Brush and roll is the way to go here IMHO.

Good luck man.....but you'll be alright because painting's easy right?


----------



## NCPaint1 (Aug 6, 2009)

Proline said:


> Okay Pre-Spraying is out the window.
> 
> Could you please elaborate on why you would not lacquer pre primed trim?
> 
> My customer is insisting on sprayed trim due to a intense dislike for brush strokes.


Some lacquers can melt/strip other products. The solvent can/will act like a paint stripper, unless its being applied over the SAME solvent based product ie. lacquer over lacquer.

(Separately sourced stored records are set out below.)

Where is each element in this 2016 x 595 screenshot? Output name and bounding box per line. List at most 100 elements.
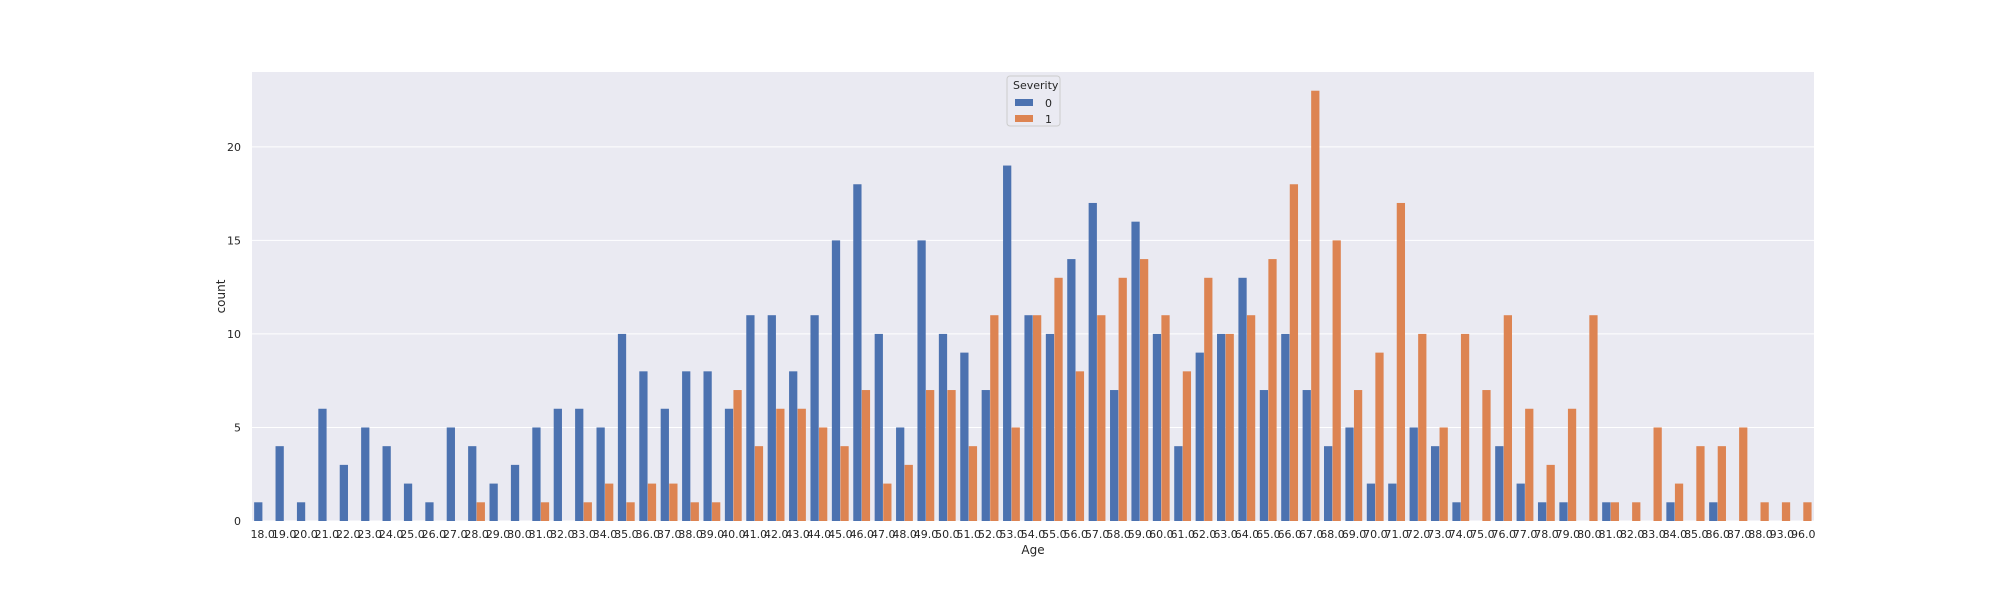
bar-severity-1: [1139, 259, 1149, 521]
x-tick-label: 67.0: [1299, 528, 1324, 541]
x-tick-label: 19.0: [272, 528, 297, 541]
bar-severity-1: [540, 502, 550, 521]
x-tick-label: 62.0: [1192, 528, 1217, 541]
bar-severity-1: [1610, 502, 1619, 521]
bar-severity-0: [767, 315, 776, 521]
bar-severity-0: [981, 390, 990, 521]
x-tick-label: 53.0: [999, 528, 1024, 541]
x-tick-label: 76.0: [1491, 528, 1516, 541]
bar-severity-0: [1281, 333, 1290, 521]
bar-severity-0: [1088, 202, 1097, 522]
bar-severity-0: [254, 502, 263, 521]
x-tick-label: 41.0: [743, 528, 768, 541]
bar-severity-0: [510, 464, 520, 521]
legend-entries: 01: [1015, 97, 1052, 126]
bar-severity-1: [1097, 315, 1106, 521]
bar-severity-1: [1739, 427, 1748, 521]
bar-severity-1: [1182, 371, 1192, 521]
x-tick-label: 86.0: [1705, 528, 1730, 541]
bar-severity-1: [690, 502, 699, 521]
x-tick-label: 21.0: [315, 528, 340, 541]
bar-severity-1: [1503, 315, 1512, 521]
bar-severity-1: [1482, 390, 1491, 521]
bar-severity-1: [1011, 427, 1020, 521]
x-tick-label: 96.0: [1791, 528, 1816, 541]
bar-severity-0: [896, 427, 905, 521]
bar-severity-0: [318, 408, 327, 521]
bar-severity-1: [712, 502, 721, 521]
bar-severity-0: [1666, 502, 1675, 521]
bar-severity-1: [1525, 408, 1534, 521]
y-tick-label: 0: [234, 515, 241, 528]
bar-severity-1: [776, 408, 785, 521]
bar-severity-0: [1324, 446, 1333, 521]
x-tick-label: 85.0: [1684, 528, 1709, 541]
x-tick-label: 46.0: [850, 528, 875, 541]
legend-swatch: [1015, 115, 1033, 122]
bar-severity-1: [990, 315, 999, 521]
x-tick-label: 30.0: [507, 528, 532, 541]
x-tick-label: 84.0: [1663, 528, 1688, 541]
x-tick-label: 63.0: [1213, 528, 1238, 541]
x-tick-label: 35.0: [614, 528, 639, 541]
legend-title: Severity: [1013, 79, 1059, 92]
x-tick-label: 75.0: [1470, 528, 1495, 541]
x-tick-label: 24.0: [379, 528, 404, 541]
bar-severity-0: [1217, 333, 1226, 521]
x-tick-label: 59.0: [1128, 528, 1153, 541]
bar-severity-1: [926, 390, 935, 521]
bar-severity-0: [1430, 446, 1440, 521]
bar-severity-0: [639, 371, 648, 521]
bar-severity-0: [1131, 221, 1140, 521]
bar-severity-1: [1225, 333, 1234, 521]
legend-box: [1006, 75, 1061, 127]
bar-severity-0: [425, 502, 434, 521]
x-tick-label: 36.0: [636, 528, 661, 541]
x-tick-label: 88.0: [1748, 528, 1773, 541]
x-axis-label: Age: [1021, 543, 1044, 557]
bar-severity-0: [617, 333, 627, 521]
x-tick-label: 34.0: [593, 528, 618, 541]
x-tick-label: 72.0: [1406, 528, 1431, 541]
bar-severity-0: [853, 184, 862, 521]
bar-severity-0: [489, 483, 498, 521]
bar-severity-1: [1332, 240, 1341, 521]
bar-severity-1: [1632, 502, 1641, 521]
bar-severity-0: [746, 315, 755, 521]
x-tick-label: 22.0: [336, 528, 361, 541]
x-tick-label: 58.0: [1106, 528, 1131, 541]
x-tick-label: 40.0: [721, 528, 746, 541]
bar-severity-1: [733, 390, 742, 521]
bar-severity-1: [968, 446, 978, 521]
x-tick-label: 51.0: [957, 528, 982, 541]
bar-severity-0: [789, 371, 798, 521]
bar-severity-1: [605, 483, 614, 521]
y-tick-label: 15: [227, 234, 241, 247]
bar-severity-1: [583, 502, 592, 521]
bar-severity-0: [275, 446, 284, 521]
bar-severity-0: [403, 483, 413, 521]
bar-severity-0: [938, 333, 948, 521]
bar-severity-0: [1516, 483, 1525, 521]
x-tick-label: 32.0: [550, 528, 575, 541]
bar-severity-1: [1418, 333, 1427, 521]
bar-severity-0: [596, 427, 605, 521]
bar-severity-1: [669, 483, 678, 521]
bar-severity-1: [1460, 333, 1470, 521]
bar-severity-0: [1024, 315, 1033, 521]
x-tick-label: 83.0: [1641, 528, 1666, 541]
x-tick-label: 80.0: [1577, 528, 1602, 541]
bar-severity-0: [1602, 502, 1611, 521]
legend: Severity 01: [1006, 75, 1061, 127]
bar-severity-1: [1760, 502, 1769, 521]
x-tick-label: 33.0: [571, 528, 596, 541]
x-tick-label: 48.0: [892, 528, 917, 541]
bar-severity-1: [626, 502, 635, 521]
x-tick-label: 47.0: [871, 528, 896, 541]
bar-severity-0: [532, 427, 541, 521]
bar-severity-1: [1204, 277, 1213, 521]
x-tick-label: 54.0: [1021, 528, 1046, 541]
y-axis-label: count: [214, 279, 228, 313]
bar-severity-1: [1054, 277, 1063, 521]
legend-swatch: [1015, 99, 1033, 106]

Use a good quality oil base product, take your time, practice on a few boards before you start and you will get a spray like finish. Sometimes even better. Like stated before me, if its not properly done, a sprayed finish can look terrible.


----------



## WisePainter (Dec 27, 2008)

Proline said:


> This is my second year as a painting contractor. I got into the bis last year by running a student painting franchise while taking my degree in buisness. School ended...Life hits fast... loans come due... wife got preg, so I am having to go back to the only thing I know how to make real money doing


^This should be posted in the* "How did you become a painter?"* thread.


----------



## painterdude (Jun 18, 2008)

I'm sure a few of us started out after painting in college like I did, and yes the simple scrape, oil prime and paint with oil didn't present too many problems in 1972. I've been painting ever since and still wouldn't know how to spray laquer, cause I never had the need or the knowhow. Do what you know how to do and learn on your own time. If the homeowner wants you do do something beyond your scope, you're just going to mess it up, waste your time, probably be charged by him for the damage and lose whatever good will you might already have. Tell him or her you don't do that...........cause you don't do that. Little steps bro, it aint as easy as they show on t.v. ....pd


----------



## johnthepainter (Apr 1, 2008)

if the homeowner is so picky he doesnt want brush strokes, he's gonna be really unhappy with your spray job.


----------



## Proline (Mar 9, 2010)

Great points guys thanks for the input, The job really wasn't going to be worth the risk after I forcasted a potential quote. I ended up passing on the job.


----------



## Last Craftsman (Dec 5, 2008)

Proline said:


> The job really wasn't going to be worth the risk after I forcasted a potential quote. I ended up passing on the job.


This is a good plan. One thing you may never know is now much of a potential nightmare you just saved yourself.

It's not just a good idea to avoid getting into jobs like this with zero experience because it's unfair to the paying customer, it's a good idea because you could really lose your ass on a job like this.

It would be possibly and quite likely that after having spent all the hours you afforded for the bid, that you would have to wind up having to completely resurface all of that trim, the re-do it it again still with no success, then have to pay an experienced painter to come in and fix the problem.

When tackling a big job like that with no experience, the job could literally *cost* you twice as much as you planned on making profit.

And then to add insult to injury after paying all that money, you still wind up looking real bad.


----------



## Schmidt & Co. (Nov 6, 2008)

Proline said:


> Great points guys thanks for the input, The job really wasn't going to be worth the risk after I forcasted a potential quote. I ended up passing on the job.


Good call! As the song goes.... "Know when to fold them, know when to hold them, know when to walk away"..........


----------